Students on an Odyssey of the Mind

Freeport students earn Odyssey honors


Students from Caroline G. Atkinson Intermediate, J.W. Dodd Middle and Freeport High School cheered as a group of their peers from FHS appeared on stage to accept a first-place trophy at the 40th annual Odyssey of the Mind on March 2. The team’s top showing in the competition’s Opposites Attract category earned members a trip to the upcoming state Odyssey of the Mind.

Odyssey of the Mind is an international creative problem-solving contest in which students from elementary to high school compete to solve a set of challenges with technical and artistic solutions. They are given the categories in the fall, work on the problems for most of the school year and gather to present their solutions. For the past three years, the event has been held at Atkinson Intermediate. The tournament attracts students from Nassau and Suffolk counties.

The state Odyssey tournament will be held March 23 at Binghamton University and schools in Vestal, N.Y. If the Freeport High team were to win there, it could move on to the 2019 World Finals, scheduled for May 22-25 at Michigan State University.

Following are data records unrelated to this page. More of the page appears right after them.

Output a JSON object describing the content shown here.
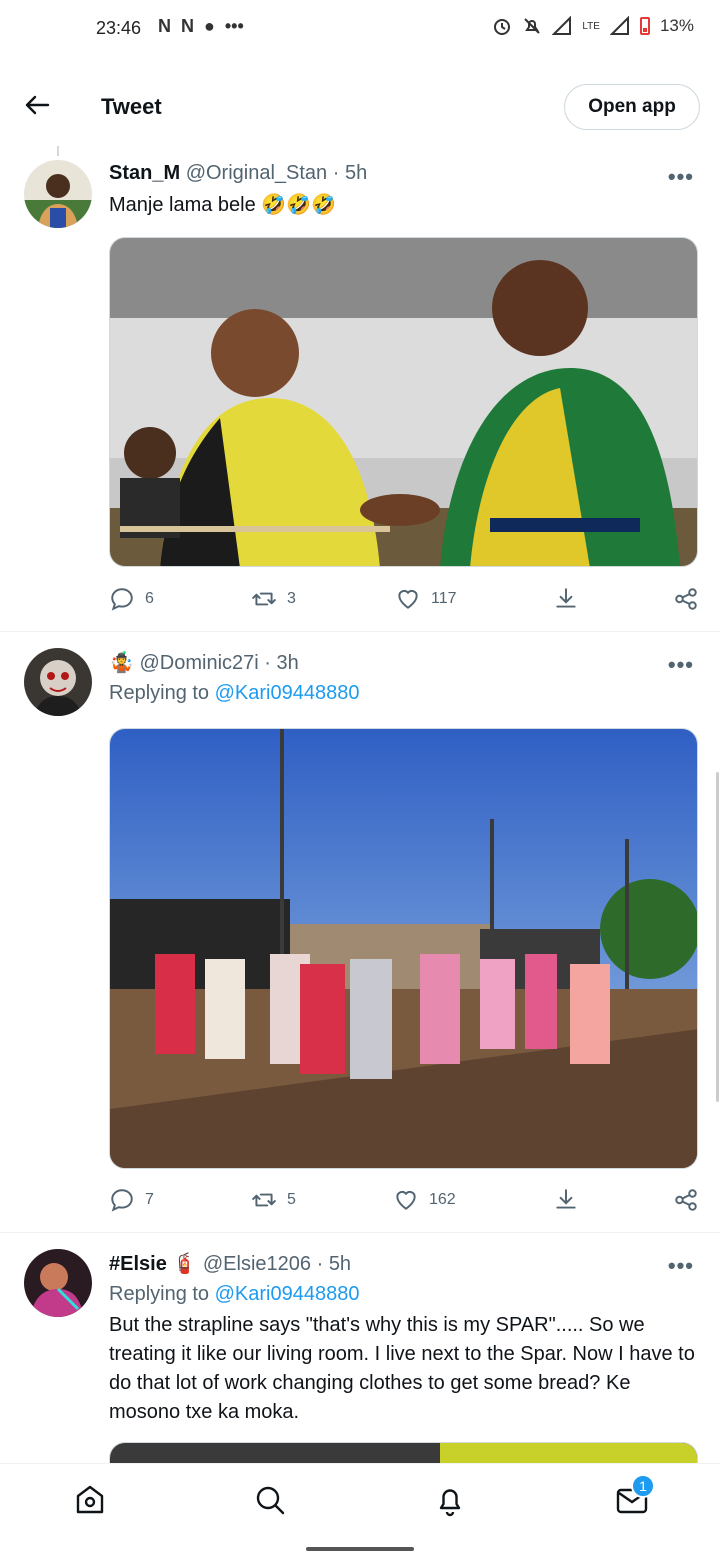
{
  "status_bar": {
    "time": "23:46",
    "left_icons": [
      "N",
      "N"
    ],
    "dots": "•••",
    "lte": "LTE",
    "battery": "13%"
  },
  "header": {
    "title": "Tweet",
    "open_app": "Open app"
  },
  "tweets": [
    {
      "name": "Stan_M",
      "handle": "@Original_Stan",
      "sep": "·",
      "time": "5h",
      "text": "Manje lama bele 🤣🤣🤣",
      "media_desc": "",
      "counts": {
        "reply": "6",
        "retweet": "3",
        "like": "117"
      }
    },
    {
      "name": "",
      "emoji": "🤹",
      "handle": "@Dominic27i",
      "sep": "·",
      "time": "3h",
      "replying_label": "Replying to",
      "replying_to": "@Kari09448880",
      "counts": {
        "reply": "7",
        "retweet": "5",
        "like": "162"
      }
    },
    {
      "name": "#Elsie",
      "emoji": "🧯",
      "handle": "@Elsie1206",
      "sep": "·",
      "time": "5h",
      "replying_label": "Replying to",
      "replying_to": "@Kari09448880",
      "text": "But the strapline says \"that's why this is my SPAR\"..... So we treating it like our living room. I live next to the Spar. Now I have to do that lot of work changing clothes to get some bread? Ke mosono txe ka moka."
    }
  ],
  "more_label": "•••",
  "bottom_nav": {
    "badge": "1"
  },
  "colors": {
    "link": "#1d9bf0",
    "muted": "#536471",
    "text": "#0f1419"
  }
}
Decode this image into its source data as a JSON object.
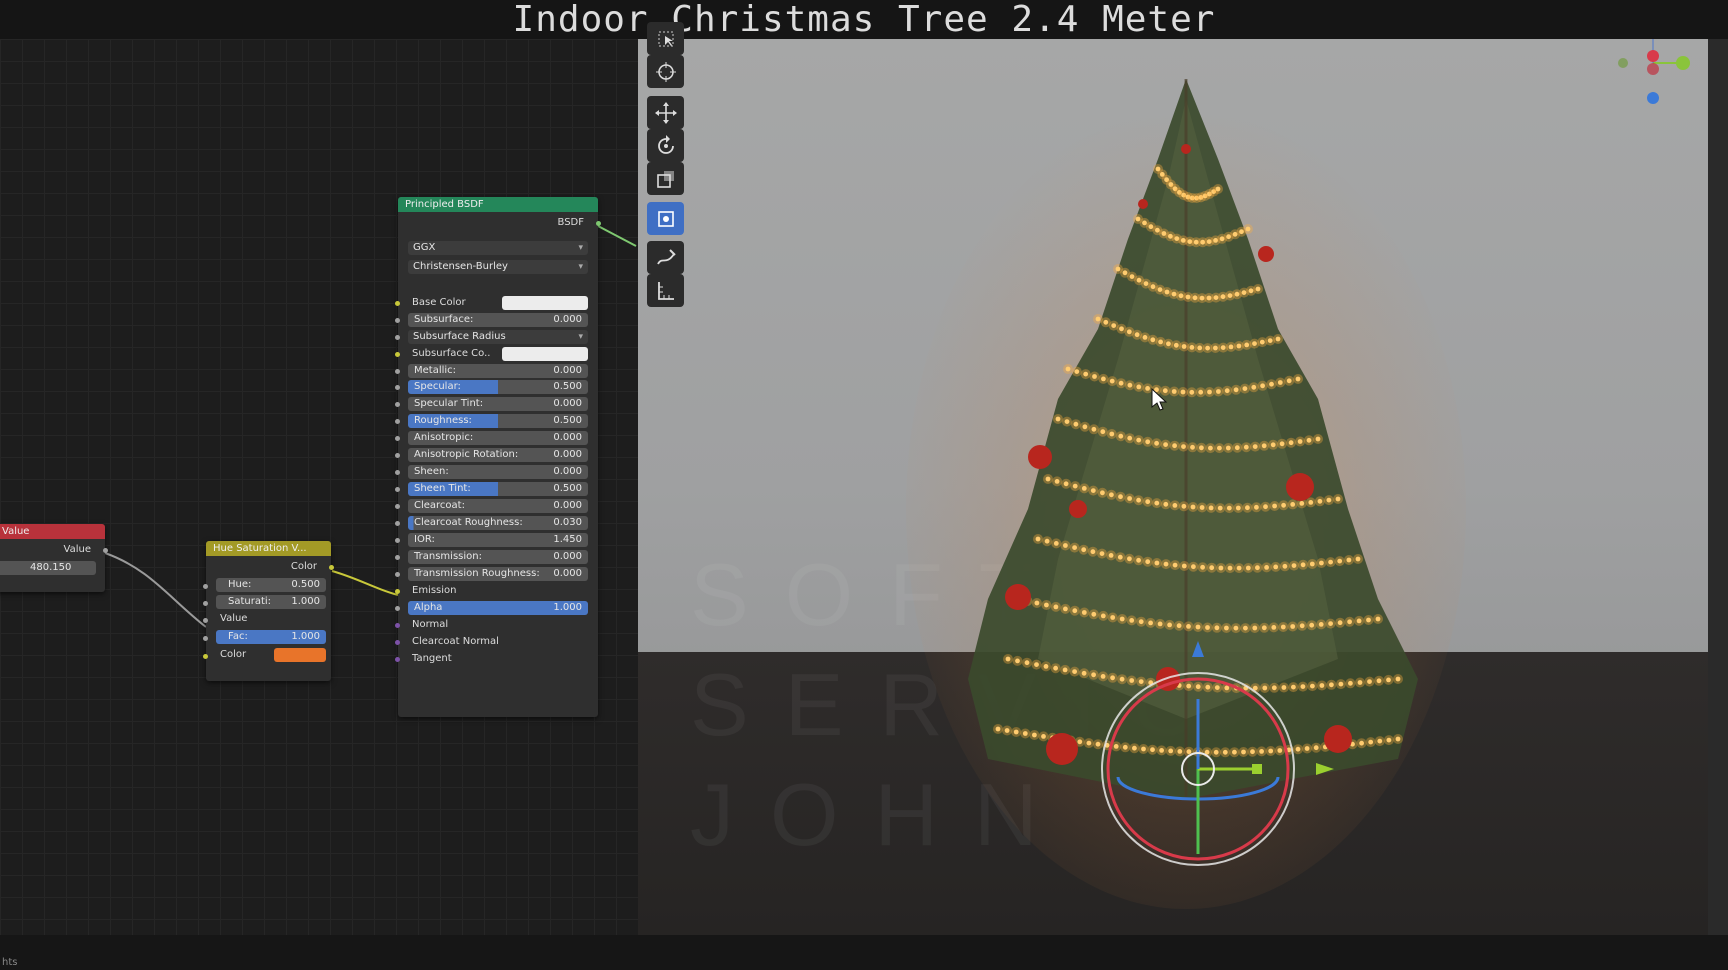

Odyssey of the Mind had been run locally by the Board of Cooperative Educational Services, but Freeport took it over at the suggestion of district Superintendent Dr. Kishore Kuncham and Atkinson Principal Connie Velez. The program is funded by New York State Odyssey of the Mind, and Freeport hosts the state’s Regions 1 and 2, which include schools from Long Island and New York City.

According to Region 2 Director Dr. Renee Blake, a professor of linguistics and social and cultural analysis at New York University, the program is an important foundation for students to learn how to solve problems through critical thinking while teaching them teamwork.

“The goal is really to expose the students to creative problem-solving,” Blake said, “not just as individuals, but as a team.”

The camaraderie among Odyssey teammates is strong, she said. When she became the regional director last year, she told her NYU doctoral students about her new role. Many said they had taken part in the competition as children.

Student competitors presented their solutions to five problems last Saturday. Freeport students chose to present solutions in the Leonardo’s Workshop and Opposites Attract categories. In Leonardo’s Workshop, the teams portrayed a day in the workplace of Leonardo da Vinci and performed a skit or song involving the Italian Renaissance artist and inventor. The skit had to include a “naysayer” who was skeptical of the group’s invention.

Opposites Attract addressed disagreements in groups that can distract teams from seeing a bigger picture. The teams offer humorous performances focusing on a character who tries to distract others while taking control of the group. Teams must show how they overcame the distractions.

“We had to come up with creative ideas on the spot that we didn’t know beforehand,” said FHS freshman Myles Hollingsworth, 14.

“This has been a thrill working on this,” another freshman, 14-year-old Jillian Igneri, added. “It’s amazing to see it just come together, and it was just eight minutes.”

The high-schoolers started their projects in late September, working for an hour every afternoon up to the day before the competition. According to junior Nelson Robles, 16, taking part in Odyssey of the Mind was an eye-opening experience that gave him new insight into how to solve problems in his personal life.

“It was interesting to see how we were all given the same problem and rules,” Hollingsworth said, “but how we all branched out differently.”

“It really shows you how you can be given a problem, but anyone can come up with as many possibilities in different groups to solve it,” Robles said. “This really showed us the creativity of other schools and how they interpreted the problems.”